当年那个在中和戏院连听了八场的小观众基本上还是场场都到,而且场场都坐同一个座位。有一次演出他坐在了后排,台上说单口开场的张文顺先生跟其他观众说:咱们先等会儿,坐这儿的那个小兄弟还没来呢……这小观众赶忙在后排应声:来了来了,我在这儿呢!
渐渐的,这个小观众和后台的演员也成了熟人,大家才知道这孩子从小也学过相声,于是就让他也上台使一段。第一段使下来,张文顺先生乐了:这小子学郭德纲学得太像了,活脱儿就是一个小郭德纲。后来,在张文顺先生的建议下,这个小观众成了郭德纲先生的徒弟。张文顺很喜欢“云”字,家里的书斋就叫“听云轩”,于是,根据他的建议,给这孩子名字中间加了个云字,叫“何云伟”,开始固定在这里演出,给他捧哏的是原来给张文顺先生捧哏的老艺人张文良。
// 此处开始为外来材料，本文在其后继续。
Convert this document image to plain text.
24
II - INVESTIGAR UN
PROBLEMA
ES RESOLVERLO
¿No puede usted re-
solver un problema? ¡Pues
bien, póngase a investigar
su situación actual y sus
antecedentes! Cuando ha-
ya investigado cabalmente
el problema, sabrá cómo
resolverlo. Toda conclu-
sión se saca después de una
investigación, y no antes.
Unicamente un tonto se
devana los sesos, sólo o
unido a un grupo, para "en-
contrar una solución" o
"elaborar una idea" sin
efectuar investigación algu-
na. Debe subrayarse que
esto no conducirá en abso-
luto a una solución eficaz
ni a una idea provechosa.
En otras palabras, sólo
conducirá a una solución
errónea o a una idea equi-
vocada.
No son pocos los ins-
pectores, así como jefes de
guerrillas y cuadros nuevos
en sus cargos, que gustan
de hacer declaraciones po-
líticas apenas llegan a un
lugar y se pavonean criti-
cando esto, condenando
“张文良”是艺名,老先生本名叫查良燮,是金庸金大侠的亲叔伯兄弟。
虽然后台的人丁愈发兴旺起来,前台的观众却仍不加多。整场演出台下十几个人、三五个人、甚至一两个人的时候都常有。不管台下有几个人,相声大会照演不误。但也正因为观众少,当时广德楼的相声大会演出不但不赚钱,而且基本上是需要郭德纲贴钱进去的——“一下午挣的钱都不够晚上盒饭的”,“一个月贴个八九千块钱跟玩儿似的。”
郭德纲在台上台下都说过,很长一段时间里,相声大会的运营模式就是他把在别的行业,包括电视剧、主持等工作中“骗”来的钱贴补到相声里:“每当写个东西写个电视剧做个栏目,我都很不落忍,我根本都没拿它们当回事儿。我发现凡是我认真做的事,都不顺,凡是我‘骗人’的事儿,都上赶着拿钱砸我……你说这相声,这么好的艺术,他不挣钱,天时不正!”
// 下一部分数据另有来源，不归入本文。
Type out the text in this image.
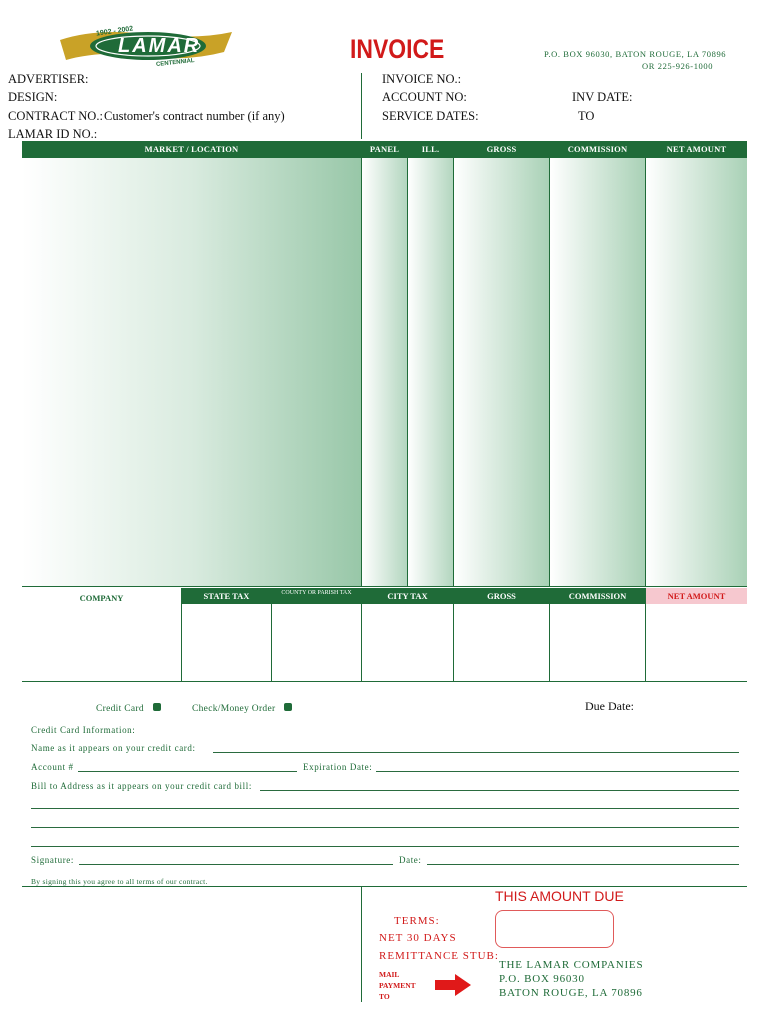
1902 - 2002
LAMAR
CENTENNIAL	INVOICE	P.O. BOX 96030, BATON ROUGE, LA 70896
OR 225-926-1000
ADVERTISER:
DESIGN:
CONTRACT NO.: Customer's contract number (if any)
LAMAR ID NO.:
INVOICE NO.:
ACCOUNT NO:	INV DATE:
SERVICE DATES:	TO
MARKET / LOCATION	PANEL	ILL.	GROSS	COMMISSION	NET AMOUNT
COMPANY	STATE TAX	COUNTY OR PARISH TAX	CITY TAX	GROSS	COMMISSION	NET AMOUNT
Credit Card	Check/Money Order	Due Date:
Credit Card Information:
Name as it appears on your credit card:
Account #	Expiration Date:
Bill to Address as it appears on your credit card bill:
Signature:	Date:
By signing this you agree to all terms of our contract.
THIS AMOUNT DUE
TERMS:
NET 30 DAYS
REMITTANCE STUB:
MAIL
PAYMENT
TO
THE LAMAR COMPANIES
P.O. BOX 96030
BATON ROUGE, LA 70896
而在当年一篇名为《广德楼重振雄风》的报道中,有人做过如下记述——
“自今年6月14日起,由范振钰、郭德纲、张文顺、王惠等牵头联系,广德楼又继续恢复了曲艺演出。演出恢复以来,各项工作井井有条,从起初的每周三场发展为8月份以来的每周六场。更令人感动的是,范振钰、赵桐光、孙雅君、张文顺等老艺术家均不计个人得失,对广德楼的演出给予了极大的支持。尤其赵桐光先生,更是不辞辛劳,往返于京津两地,表现了老一辈艺术家的风范。前辈艺术家们不但参加演出,而且还主动担负起为后辈传道授业的任务。在他们的带动和帮助下,经常在广德楼参加演出的青年演员李菁、徐亮、唐柯、何伟等人的艺术水平都有了不同程度的提高,广德楼这块阵地再一次显示出曲艺摇篮的作用。此外,不能不提的是,作为活动发起人,郭德纲、王惠等同志更是对广德楼的演出尽心竭力,做了大量细致入微的组织工作……”
2002年冬天,一个星期六的下午,北京城里飘着小雪,大栅栏街上行人寥落,下午14:00,广德楼剧场里的相声大会准时开场,开场的邢文昭先生说得是他的师父刘宝瑞的看家段子《君臣斗》片断。开始演出前,邢文昭先生与台下观众闲聊了几句:“咱们现在这个园子叫广德楼,多少名角儿都在这演过,在当年,这是戏曲曲艺界的‘圣地’,现在也是‘剩地’——全北京城说相声的地儿就剩这一处了……”说到此处时,台下仅有的十几个观众中响起一阵稀稀落落的掌声和笑声。一位观众曾多次目睹十几个演员为台下两三个观众演出的场景,三年以后,他同我聊起当时的场景:“每次我都能想起电影《龙须沟》里于是之扮演的程疯子手执八角鼓站在舞台上的样子,他有可能还饿着肚子,但他要站在台上优优雅雅地说出——烦劳弦师款动丝弦,学徒我挚挚诚诚的伺候您一段《水漫金山寺》……这是如今很难见到的很传统的艺人身上的风骨和气派。再穷再难,这个范儿不能丢。”
尽管没少往里头贴钱,广德楼的演出后来还是因与剧场方的经济纠纷以及剧场的经营体制问题而在2003年停办。之后的一段时间里,除去各种的零碎演出,郭德纲更多的时间都是在家里给几个小徒弟曹云金、潘云霞、张云雷等人授课说活。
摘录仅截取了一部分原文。